Dad needed her to explain the skill tree to him twice. He understood how it all worked—quirks and skills and sub-classes—but he still wanted her to repeat it all. Then he peppered her with follow-up questions, most of which she couldn’t answer.
“And Dr Reddy didn’t know anything about it?”
“She sent me this,” said Britta, taking the paper from him, “so she must know something.”
He took it back from her and looked at it again, moving it closer to his face. “But she doesn’t know how your character got hold of it.”
“No. Don’t you have skills you can choose from?”
“Yes. You get to pick from three after the class challenge. Then you get another one every five levels. There’s only a few to choose from. Nothing like this. And no sub-classes. That would be pretty cool, to be able to specialise in a particular sub-class. Pretty cool. What does perspicacity do?”
“I have no idea. I’m not even sure what the word means. Is it a quirk?”
“Yes, look.” He held the paper up for her to see, his finger pointing at a dot in the middle of the page.
Given the chance, he’d probably go through every single one, and she’d give the same answer each time.
“What about ambidextrous?”
“I don’t know. Something to do with using both hands?”
“Sounds like it might give you some kind of dual wielding bonus.” He seemed to have plenty of ideas what they could mean, and even what skills they might be related to, so she had no idea why he kept asking her.
“Maybe. Maybe it makes you a better juggler.”
Dad’s eyes lit up. “Actually, that would be quite a cool sub-class.”
“Juggler? How would that help?”
“I don’t know, but it would be cool, I bet.”
Everything was cool. He kept using that word like a teenager who had only just discovered it. Britta wondered what it would be like to have a grown-up dad who worried about the heating bills and pottered around in the garden.
She had her phone in her hand, still. She printed off another copy of the skill tree as it didn’t look like she’d be getting the first one back. Not without a fight.
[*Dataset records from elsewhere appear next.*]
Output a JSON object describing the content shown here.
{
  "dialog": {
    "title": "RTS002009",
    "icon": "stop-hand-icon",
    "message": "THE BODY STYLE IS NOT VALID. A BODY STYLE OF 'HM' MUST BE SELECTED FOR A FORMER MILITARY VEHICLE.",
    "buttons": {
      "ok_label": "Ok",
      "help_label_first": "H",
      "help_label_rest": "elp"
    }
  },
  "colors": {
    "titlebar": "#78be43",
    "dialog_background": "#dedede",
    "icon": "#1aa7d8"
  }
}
“What were your sub-classes again?” he asked her without looking up from the piece of paper.
“Acrobat, Puppet Master and Coward.”
“Right, right. Puppet Master sounds really cool. If you could use it on other characters—oof, you could really troll them. People would be so mad.” His eyes shone with glee. “But… Coward. They wouldn’t give it a name like that if it didn’t have a huge upside. Right?”
That was what she had thought. “Yeah, but it looks like I’m going to be stuck taking Acrobat.” She had already explained her predicament to him.
“Maybe they can get you out of there by switching which altar you’re anchored to, so you respawn in town when you log in.”
“They can do that?”
“Normally, yes. But who knows with your character? The same rules don’t seem to apply to you.”
The printer had stopped making grinding noises and Britta went into Dad’s office to get her copy of the skill tree. Dad followed her in, his eyes still glued to the page; although he managed to avoid bumping into anything thanks to muscle memory.
“I thought it would be useful to have this,” said Britta as she examined the copy in her hand, “but it’s not quite the same without being able to click on things to see what they do. How can they not have this stuff online somewhere so you can look at it? I mean, they should at least have the status screen so you can check your stats and stuff.”
“You could always make your own copy. Just write everything down?”
“How? I can’t bring anything out of the game with me.”
Britta considered his suggestion. “There’s too much. I don’t think I—”
Dad took the paper from her hand. Why did he need two?
He put them both on his desk, turned one over and picked up a pen. A few seconds later he had drawn out an exact copy of the status screen, with the number fields left blank. He gave it back to Britta, along with the pen.
She filled it in. The numbers were very clear in her memory now that she had everything in front of her. It seemed a bit strange to have access to the most advanced technology in the world and have to rely on a handwritten workaround, but sometimes you had to go lo-fi.
“Thanks, Dad,” she said with her focus still on the hand-drawn status screen, trying to remember any other details.
“Cool, cool,” said Dad, the skill tree back in his hands and up by his face.
They both stood there deep in thought when Britta’s phone rang, Dr Reedy’s name on the screen. She was about to go back into the room to talk to her when she saw the hungry look on Dad’s face. He was desperate for more information even though his character didn’t have access to the skill tree and it would have no effect on his gameplay.
Britta answered the phone and put it on loudspeaker.